Pakistan’s Prime Minister Yousuf Raza Gilani has appealled for immediate international help as the country battles the “worst floods of its history”.
“I would ask international community to support and help Pakistan alleviate sufferings of flood-affected people,” Gilani said in a televised address to the nation.
“The loss of human lives and infrastructure has been colossal and real assessment of damages can only be done when water recedes.”
It’s now estimated that as many as 12 million people have been affected by the disaster.
Authorities have evacuated half a million people from risk areas in the south and the UN has warned of the “daunting” scale of the crisis.
The nearly two-week-old disaster has affected 4.5 million across the largely impoverished country hard hit by Taliban-linked violence, after floods washed away entire villages and killed at least 1,600, according to UN estimates.

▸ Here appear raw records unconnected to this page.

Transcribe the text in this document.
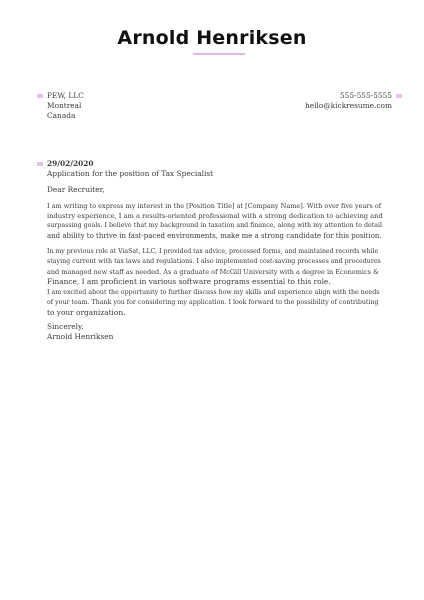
Arnold Henriksen
PEW, LLC
Montreal
Canada
555-555-5555
hello@kickresume.com
29/02/2020
Application for the position of Tax Specialist
Dear Recruiter,
I am writing to express my interest in the [Position Title] at [Company Name]. With over five years of
industry experience, I am a results-oriented professional with a strong dedication to achieving and
surpassing goals. I believe that my background in taxation and finance, along with my attention to detail
and ability to thrive in fast-paced environments, make me a strong candidate for this position.
In my previous role at ViaSat, LLC, I provided tax advice, processed forms, and maintained records while
staying current with tax laws and regulations. I also implemented cost-saving processes and procedures
and managed new staff as needed. As a graduate of McGill University with a degree in Economics &
Finance, I am proficient in various software programs essential to this role.
I am excited about the opportunity to further discuss how my skills and experience align with the needs
of your team. Thank you for considering my application. I look forward to the possibility of contributing
to your organization.
Sincerely,
Arnold Henriksen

“We are passing through very critical times but courageous nations face such difficulties with strong will and determination,” Gilani said, adding that floods were engulfing new areas even as he spoke.
Authorities in the densely populated southern province of Sindh were busy evacuating villagers, warning that major floods in the next 48 hours threatened hundreds of communities in the fertile basin along the swollen Indus river.
“It is a real crisis all over the country. It is unprecedented floods in our history,” military spokesman Major General Athar Abbas told AFP, adding that the country did not have the resources to cope with such a disaster.
The meteorological office has issued a red alert, warning of an “imminent” and “extreme” flood threat to Sindh, especially along the Indus, as flooding spread to Indian-held Kashmir, where more than 110 people have now died.
Torrential rains were also forecast in the northwestern province of Khyber Pakhtunkhwa, where the disaster management authority warned people who have returned to partially damaged homes or those living along rivers to be careful.